Pesawat tersebut ditembak oleh milisi pro Rusia. Alhasil, Pemerintah Rusia dan Putin wajib membayar klaim kompensasi kepada keluarga para korban.

Pesawat MH17 milik maskapai Malaysia ditembak jatuh pada 17 Juli 2014. Penembakan itu menewaskan 298 orang termasuk awak pesawat, dan 28 di antaranya adalah Warga Negara Australia.

Pesawat tersebut ditembak dalam pertempuran pendudukan wilayah Ukraina oleh milisi Rusia. Sejumlah pemerintah di negara-negara kawasan Eropa mengecam penembakan itu dan menyalahkan para pemberontak.

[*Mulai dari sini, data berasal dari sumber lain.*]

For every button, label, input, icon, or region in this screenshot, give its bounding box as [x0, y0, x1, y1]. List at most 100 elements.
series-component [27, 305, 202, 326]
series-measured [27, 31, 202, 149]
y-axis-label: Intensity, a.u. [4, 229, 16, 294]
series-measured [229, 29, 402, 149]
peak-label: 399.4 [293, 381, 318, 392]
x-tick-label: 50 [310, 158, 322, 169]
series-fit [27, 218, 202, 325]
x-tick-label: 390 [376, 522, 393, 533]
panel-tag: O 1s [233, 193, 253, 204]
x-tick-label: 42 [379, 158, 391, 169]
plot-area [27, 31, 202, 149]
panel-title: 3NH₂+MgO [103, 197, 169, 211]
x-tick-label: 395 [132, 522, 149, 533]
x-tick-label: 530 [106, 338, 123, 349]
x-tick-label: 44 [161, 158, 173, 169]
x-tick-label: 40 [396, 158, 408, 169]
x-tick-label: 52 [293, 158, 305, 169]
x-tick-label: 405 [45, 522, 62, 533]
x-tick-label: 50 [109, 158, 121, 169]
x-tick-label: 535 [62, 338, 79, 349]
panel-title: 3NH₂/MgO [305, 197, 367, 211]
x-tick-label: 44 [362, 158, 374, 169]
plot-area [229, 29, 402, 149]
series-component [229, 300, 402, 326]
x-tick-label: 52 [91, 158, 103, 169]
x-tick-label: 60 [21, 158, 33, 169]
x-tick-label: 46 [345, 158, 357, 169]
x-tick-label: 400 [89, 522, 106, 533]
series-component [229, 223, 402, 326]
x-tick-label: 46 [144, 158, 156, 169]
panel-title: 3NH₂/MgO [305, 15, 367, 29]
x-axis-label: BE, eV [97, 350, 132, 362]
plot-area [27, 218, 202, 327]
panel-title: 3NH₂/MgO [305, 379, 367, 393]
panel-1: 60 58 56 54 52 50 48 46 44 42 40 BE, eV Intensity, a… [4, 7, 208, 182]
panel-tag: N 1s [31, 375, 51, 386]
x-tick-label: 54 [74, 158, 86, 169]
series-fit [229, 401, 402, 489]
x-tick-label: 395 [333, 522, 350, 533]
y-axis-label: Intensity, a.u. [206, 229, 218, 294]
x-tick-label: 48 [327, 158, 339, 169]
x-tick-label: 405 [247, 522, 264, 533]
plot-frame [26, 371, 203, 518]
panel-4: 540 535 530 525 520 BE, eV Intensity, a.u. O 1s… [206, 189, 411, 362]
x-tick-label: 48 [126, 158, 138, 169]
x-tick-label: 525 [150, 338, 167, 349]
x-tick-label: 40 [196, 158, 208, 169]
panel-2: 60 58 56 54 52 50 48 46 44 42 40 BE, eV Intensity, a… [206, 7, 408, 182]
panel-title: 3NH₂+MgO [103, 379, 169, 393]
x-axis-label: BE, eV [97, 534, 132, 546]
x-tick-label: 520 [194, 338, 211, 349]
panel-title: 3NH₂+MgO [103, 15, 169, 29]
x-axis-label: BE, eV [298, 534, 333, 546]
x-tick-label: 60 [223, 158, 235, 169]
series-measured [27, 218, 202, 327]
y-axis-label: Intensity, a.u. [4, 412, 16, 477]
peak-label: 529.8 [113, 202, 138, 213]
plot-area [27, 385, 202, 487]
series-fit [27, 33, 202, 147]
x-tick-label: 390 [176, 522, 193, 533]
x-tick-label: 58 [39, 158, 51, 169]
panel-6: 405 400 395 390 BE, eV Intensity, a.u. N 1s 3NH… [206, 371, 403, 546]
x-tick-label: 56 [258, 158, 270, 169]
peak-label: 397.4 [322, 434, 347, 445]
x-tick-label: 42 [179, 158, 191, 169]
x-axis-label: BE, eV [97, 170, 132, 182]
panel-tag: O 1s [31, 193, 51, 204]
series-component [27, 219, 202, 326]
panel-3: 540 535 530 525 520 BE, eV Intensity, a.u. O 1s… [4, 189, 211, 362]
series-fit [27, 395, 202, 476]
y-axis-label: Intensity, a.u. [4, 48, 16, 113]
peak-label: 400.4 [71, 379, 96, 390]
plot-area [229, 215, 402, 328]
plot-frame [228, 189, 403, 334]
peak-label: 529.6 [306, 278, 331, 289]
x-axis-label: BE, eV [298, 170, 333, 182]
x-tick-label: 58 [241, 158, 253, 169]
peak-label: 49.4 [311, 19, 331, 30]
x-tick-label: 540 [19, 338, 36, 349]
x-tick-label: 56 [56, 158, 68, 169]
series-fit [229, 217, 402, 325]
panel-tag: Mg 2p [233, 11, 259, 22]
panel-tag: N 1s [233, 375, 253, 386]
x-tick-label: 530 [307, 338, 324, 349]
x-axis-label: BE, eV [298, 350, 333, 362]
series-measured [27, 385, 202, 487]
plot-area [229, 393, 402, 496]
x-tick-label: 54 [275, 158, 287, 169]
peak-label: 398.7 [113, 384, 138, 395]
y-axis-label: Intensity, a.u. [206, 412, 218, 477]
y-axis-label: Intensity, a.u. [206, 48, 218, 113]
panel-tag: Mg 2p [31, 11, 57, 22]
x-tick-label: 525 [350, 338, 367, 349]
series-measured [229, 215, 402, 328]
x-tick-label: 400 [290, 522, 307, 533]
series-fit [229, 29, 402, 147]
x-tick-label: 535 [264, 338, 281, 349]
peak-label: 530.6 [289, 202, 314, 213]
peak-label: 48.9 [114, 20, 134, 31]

Media Australia, Fairfax melaporkan pada Sabtu lalu sebanyak 33 orang keluarga korban melayangkan gugatan melalui firma hukum LHD. Mereka mewakili para keluarga korban penembakan pesawat MH17 yang lain dari Australia, Selandia Baru, dan Malaysia.

Gugatan tersebut sudah diajukan ke pengadilan pada 9 Mei lalu. Para penggugat menuntut Pemerintah Rusia dan Putin membayat kompensasi sebesar US$10 juta untuk setiap korban, setara Rp13,5 miliar.

Terkait gugatan ini, juru bicara Kantor Kepresidenan Rusia di Kremlin, Dmitry Peskov mengaku belum menerima kabar tersebut. Dia mengatakan belum ada satupun gugatan yang masuk ke Kremlin terkait insiden penembakan ini.

" Sejauh ini kami belum dapat informasi tersebut," Kata Peskov.

Malaysia, Belanda, Australia, Belgia, dan Ukraina berusaha mencari pilihan alternatif sebagai jalan keluar mengatasi insiden tersebut. Salah satunya mengajukan gugatan kepada Mahkamah Internasional maupun Pengadilan Dalam Negeri masing-masing setelah Rusia mengeluarkan veto terhadap rencana Perserikatan Bangsa-Bangsa (PBB) yang akan membentuk pengadilan untuk menangani insiden ini.